Wednesday 14 March 2018

First 100 lb of the year


Oak Lake, Decoy, Peg 10

This was the first Spratts club match, fished by 10 of us, and I was very happy with peg 10, opposite the bird hide.  It’s an area that has held fish all Winter, but we’d had a mild day or two and I wondered if it would encourage the fish to spread out. The carp  in Oak and Yew tend to be bigger than in Elm and Cedar, but there seem to be not so many barbel.

There was a stiffish North-Westerly breeze over our backs from the left (we were all sitting on the West bank), but it wasn't cold - and later it became quite mild. As usual I was late starting, having acidentally mixed expanders in with my feed pellets, which necessitated putting the lot into water and skimming off the expanders. Stupid Boy!

Fish on the feeder
I started by checking the 1 gm pole rig out at 13 metres, and when I was satisfied everything was OK I checked an inside rig as well, over maggot. Nothing came in those short spells so I went onto a pellet feeder with a hair-rigged 8mm Robin Red just over my 13-metres pole swim., rather than throwing across as most of the other anglers seemed to be doing.  To my surprise after about 25 minutes I hooked a carp on the feeder,  which turned out to be a hard-fighting six-pounder. I think I must have put it into the wrong net (as I found out when I came to weigh in) – by wrong I mean the one I had intended to be the second net.

Next cast came another fish of over 8 lb...and it took me 20 minutes to land it. It wasn’t foulhooked, either. Three more came in the next 90 minutes, best 10 lb,  during which time I lost two Quickstops which came off.  They tend to catch in the net and pull off when the fish wriggles around.

Fish on the pole
After a lull I had a look on the pole at 13 metres, fishing a 6mm expander pellet over micros, hemp and a few 4mm feed pellets. This produced four fish, all in exactly the same spot, in the next 90 minutes, all approaching 10 lb. I also lost a couple, probably foulhooked. A quick look on the feeder during this time brought just one more fish.
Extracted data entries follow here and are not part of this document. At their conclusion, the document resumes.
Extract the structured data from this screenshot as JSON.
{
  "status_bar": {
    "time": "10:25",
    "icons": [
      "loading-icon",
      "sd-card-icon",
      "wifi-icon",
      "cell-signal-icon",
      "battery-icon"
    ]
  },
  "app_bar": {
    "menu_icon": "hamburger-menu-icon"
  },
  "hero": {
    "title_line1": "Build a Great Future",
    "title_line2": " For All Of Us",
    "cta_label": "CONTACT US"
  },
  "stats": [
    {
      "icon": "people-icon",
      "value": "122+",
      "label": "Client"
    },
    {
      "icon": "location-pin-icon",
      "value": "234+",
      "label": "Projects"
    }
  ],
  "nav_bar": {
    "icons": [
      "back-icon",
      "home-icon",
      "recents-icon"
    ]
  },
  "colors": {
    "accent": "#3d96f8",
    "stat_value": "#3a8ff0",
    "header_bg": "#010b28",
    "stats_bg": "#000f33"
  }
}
Then the wind dropped and I could see fish humping in the surface, so quickly tried fishing shallow, which brough me one touch but no fish. Unfortunately I had to stop this because the constant feeding brought in two mallard, which refused to move and kept threatening to snag the line. In Summer I think that fish are actually attracted by duck feeding, but with the water so cold I felt I was flogging a dead horse, with the fish keeping away from the disturbance.

A change to feeding sweetcorn at 13 metres and going back to the full-depth rig with a grain on the hook brought the smallest fish of the day of about 5 lb and with 90 minutes to go and an estimated 42 lb in each net I went for a third net.

The last 90 minutes brought only two more fish to the net on corn, and two more  lost, the last one after I’d played it for 20 minutes without ever getting it near the surface. I have to assume it was foulhooked, as the hook pulled out, but it didn’t fight as if it was foulhooked. So I ended with about six fish in each of the first two nets and two in the last one. I kept trying the close-in swim which I had fed by throwing maggots in, but never had a bite there.

The weigh-in
Top weight from peg 1 down to me was 39 lb 6 oz from Martin, former Vets National Champion,  on peg 2, with Bob Allen, on my immediate right having 34 lb 5 oz which I think were all taken on a feeder, with a good spell towards the end of the match. To be honest I had been concentrating on my own swim and hardly saw anybody else catching.
The result - the Northern end fished best.
Peter with his last two carp,
which weighed 21 lb.


I had estimated 42 lb in each of the first two nets, so imagine my surprise when the first net weighed 36 lb! The second was 48 lb – then the penny dropped. I must have put the first 6 lb  fish into the lefthand net, instead of the righthand one. The final two went 17 lb, and my total was 103 lb 3 oz. Bob to my left was third with 51 lb 1 oz (over in one net) and Peter on 14 took 70 lb 9 oz, all on paste. So the best catches were in the bottom end of the strip lake, and not at the carpark end into which the wind was blowing.

FINAL THOUGHTS
Nice to win, even though it’s a noted peg, because having a peg everyone expects you to do well from puts a bit of pressure on you. One match tomorrow, then I will spend the weekend tidying my tackle and re-tying some quickstops. I intend to try to tie the Quickstop to the hook with some tough Maxima nylon before adding the hooklength. That shouldn’t be too difficult, though normally I tie on the Quickstop and then tie a Knotless Knot to an eyed hook. I will see if it can work with a spade end.

I've also ordered some section inserts from WE Tackle, to protect the ends of the sections - something I should have done when I first bought the pole, of course.